Join The Conversation
skigurl skigurl 9 years
who was the one person who said NO!?! this is shocking!! of course manners matter! you will grow up to be unemployable and antisocial without the common decency of basic manners!
sofi sofi 9 years
PJ-PJ-PJ PJ-PJ-PJ 9 years
I wonder if this book addresses smacking when you eat. My almost 40 year old BIL could use it, as well as my MIL who is 60+. I'm not even kidding. They have both smacked since I have known them, more than 20 years. It's so gross & unappealing when you are trying to enjoy your dinner, hearing one adult, sometimes two, smack, smack, smack, smack, smack. It's a good appetite suppressant for me! I don't know how my hubby came out of that. My FIL must have taught him to chew with his mouth closed. Thank God. I love to see a child with good manners.
mf mf 9 years
manners are a way of making others feel more comfortable. of course, we will teach our child "yes ma'am" "no ma'am" and how to be thoughtful and accomodating to others by being polite.
sofi sofi 9 years
caterpillarGirl- completely agree about the lack of manners. I don't think you can emphasize enough to kids how important it is. I know I used to get annoyed with my folks if they would keep pushing it where I thought it was overkill, but I am grateful now. It isn't difficult to teach manners if you start from day one and practice what you preach.

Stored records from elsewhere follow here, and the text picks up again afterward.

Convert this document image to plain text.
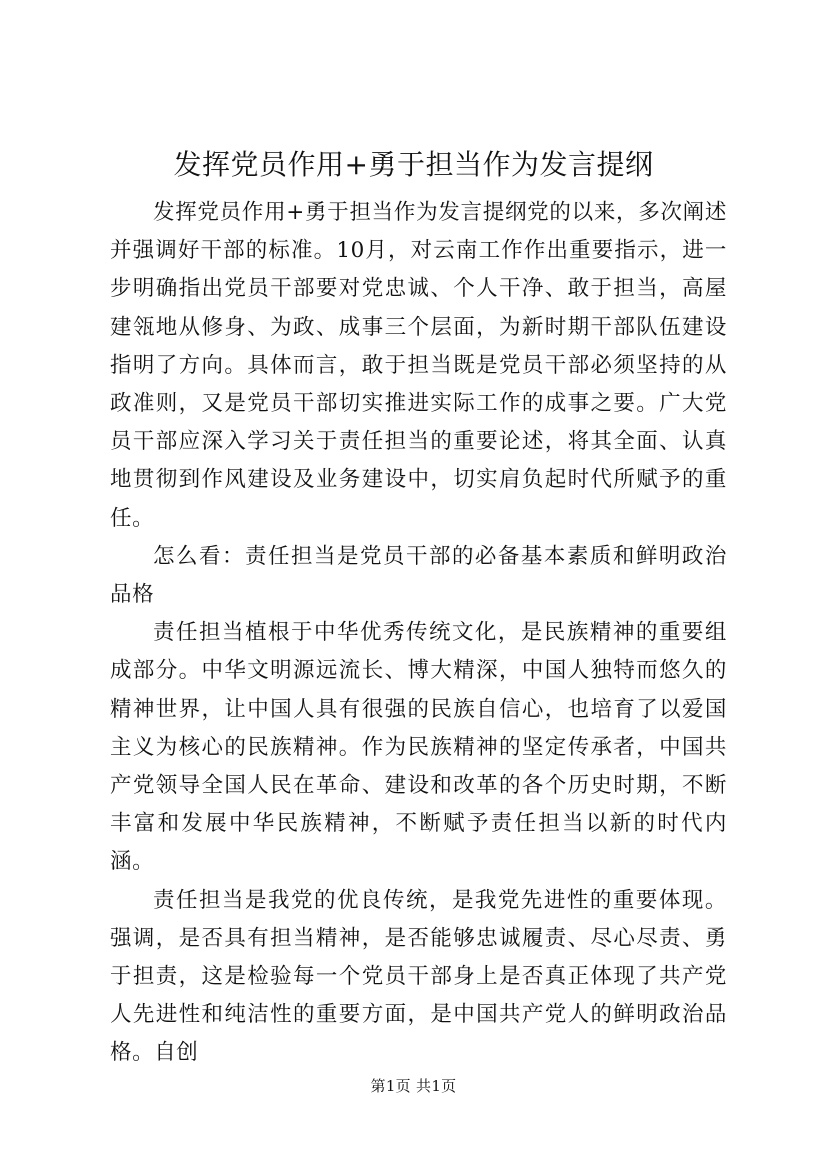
发挥党员作用+勇于担当作为发言提纲

发挥党员作用+勇于担当作为发言提纲党的以来，多次阐述并强调好干部的标准。10月，对云南工作作出重要指示，进一步明确指出党员干部要对党忠诚、个人干净、敢于担当，高屋建瓴地从修身、为政、成事三个层面，为新时期干部队伍建设指明了方向。具体而言，敢于担当既是党员干部必须坚持的从政准则，又是党员干部切实推进实际工作的成事之要。广大党员干部应深入学习关于责任担当的重要论述，将其全面、认真地贯彻到作风建设及业务建设中，切实肩负起时代所赋予的重任。

怎么看：责任担当是党员干部的必备基本素质和鲜明政治品格

责任担当植根于中华优秀传统文化，是民族精神的重要组成部分。中华文明源远流长、博大精深，中国人独特而悠久的精神世界，让中国人具有很强的民族自信心，也培育了以爱国主义为核心的民族精神。作为民族精神的坚定传承者，中国共产党领导全国人民在革命、建设和改革的各个历史时期，不断丰富和发展中华民族精神，不断赋予责任担当以新的时代内涵。

责任担当是我党的优良传统，是我党先进性的重要体现。强调，是否具有担当精神，是否能够忠诚履责、尽心尽责、勇于担责，这是检验每一个党员干部身上是否真正体现了共产党人先进性和纯洁性的重要方面，是中国共产党人的鲜明政治品格。自创

第1页 共1页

duck-duck-goose duck-duck-goose 9 years
Absolutely. It is not difficult to model good manners. Our two year old says the common phrases -- please, thank you, no thank you, etc. When he wants something he asks, "may I please. . .(fill in the blank)?" and he even says "bless you" when the cats sneeze (totally cute). The older children have learned to open doors for others, offer to help carry items for other people, always offer their seats if a woman or middle-aged/elderly person enters the room, write thank you notes -- the normal stuff. But I have to mention that I consider manners and etiquette separate (yet related) issues. (imo)
anniekim anniekim 9 years
Good manners are essential.. They are not just a pretty behavioral gloss--they also instill a sense of respect and concern for others. You can't get too much of that.

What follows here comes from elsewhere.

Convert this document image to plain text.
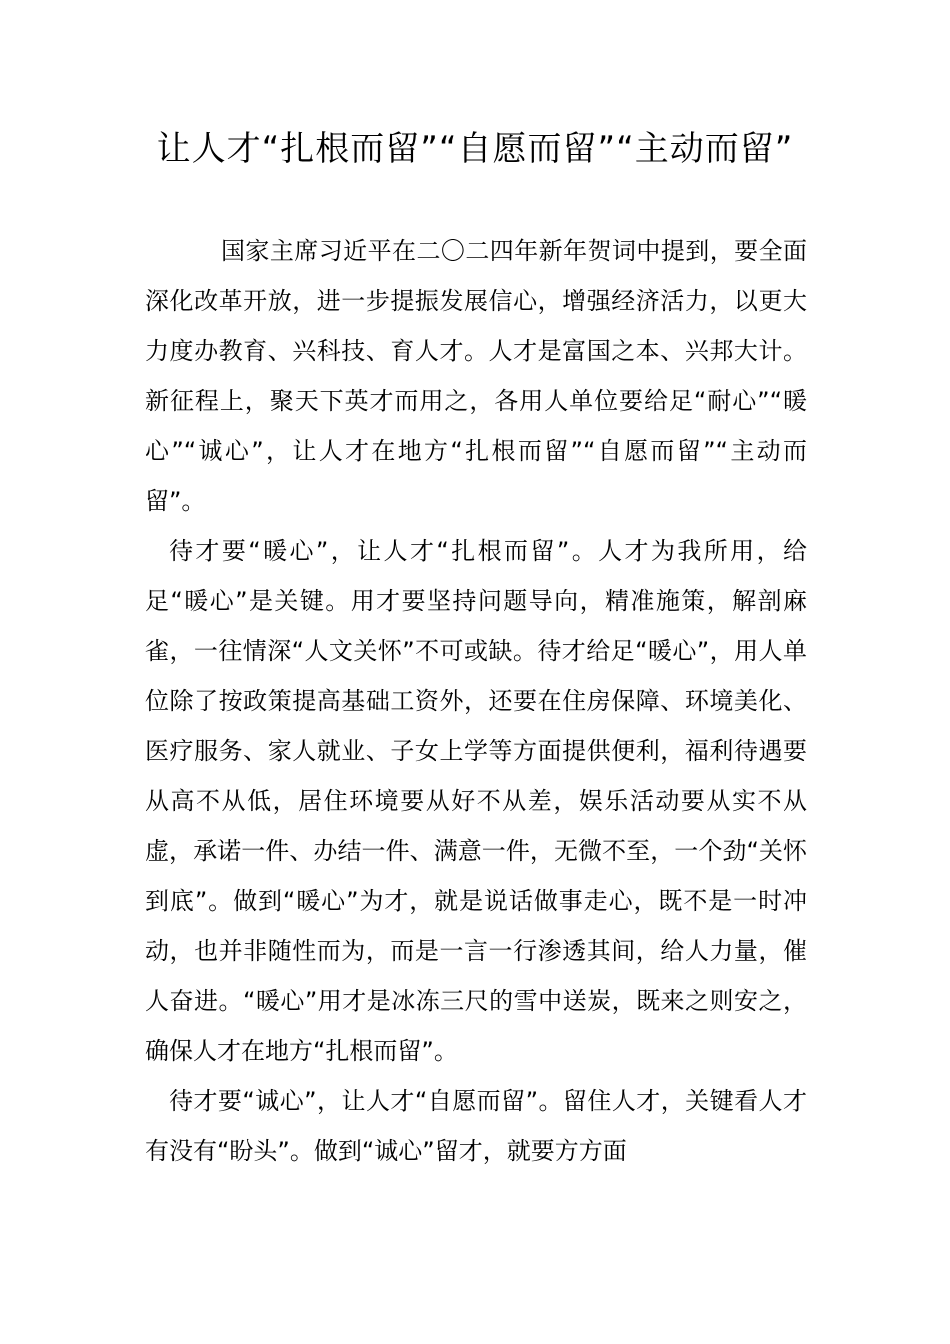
让人才“扎根而留”“自愿而留”“主动而留”

国家主席习近平在二〇二四年新年贺词中提到，要全面深化改革开放，进一步提振发展信心，增强经济活力，以更大力度办教育、兴科技、育人才。人才是富国之本、兴邦大计。新征程上，聚天下英才而用之，各用人单位要给足“耐心”“暖心”“诚心”，让人才在地方“扎根而留”“自愿而留”“主动而留”。

待才要“暖心”，让人才“扎根而留”。人才为我所用，给足“暖心”是关键。用才要坚持问题导向，精准施策，解剖麻雀，一往情深“人文关怀”不可或缺。待才给足“暖心”，用人单位除了按政策提高基础工资外，还要在住房保障、环境美化、医疗服务、家人就业、子女上学等方面提供便利，福利待遇要从高不从低，居住环境要从好不从差，娱乐活动要从实不从虚，承诺一件、办结一件、满意一件，无微不至，一个劲“关怀到底”。做到“暖心”为才，就是说话做事走心，既不是一时冲动，也并非随性而为，而是一言一行渗透其间，给人力量，催人奋进。“暖心”用才是冰冻三尺的雪中送炭，既来之则安之，确保人才在地方“扎根而留”。

待才要“诚心”，让人才“自愿而留”。留住人才，关键看人才有没有“盼头”。做到“诚心”留才，就要方方面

CaterpillarGirl CaterpillarGirl 9 years
I am not a parent yet, but when i have my neices and nephew i school them in manners, Its Yes Maam, No maam, Please, Thank you, Hold open doors (nephew) for ladies, pull out chair (nephew) for ladies, Dont chew gum with mouth open, sit like a lady......etc. The youth today are seriously lacking in the manners department.
Kristinh1012 Kristinh1012 9 years
subtleheights, my daughter says good morning and Good night to every one at her daycare when we are coming and going because she hears me say it to them every day. She says have a nice weekend when I say it. I don't think any type of politeness or manners could be considered going too far!
citizenkane citizenkane 9 years
If a parent doesn't teach their child manners, they aren't doing their job as a parent. I agree with BabySugar on the sir's & mam's, too!!
subtleheights subtleheights 9 years
I wonder if i go too far making sure my son greet people with a good morning or evening. that includes myself when he has had a weekend away.Excuse me ,no thank yous, and knowing when to say i am sorry, are just as important for him to learn as well. i also hate the fact that kids address adults without a miss or mr. its a pet peeve of mine. i guess i am just old fashion.i believe it all reflects back on the parent.
babysugar babysugar 9 years
For sure! I was raised saying, "Yes mam" and "No sir" and plan on keeping it up with the next generation. Manners go a long way.
kurniakasih kurniakasih 9 years
Definitely. He says 'Thank you, please, excuse me, no thank you,' and etc I don't necessarily 'teach' him, we just engage him like that so he's imitating us.
Kristinh1012 Kristinh1012 9 years
My daughter turns 2 tomorrow! She says please, thank you, excuse me and says bless you if you sneeze. We are working on the "no thank you"
Dana18 Dana18 9 years
I tell them every day to say please and thank you to everyone.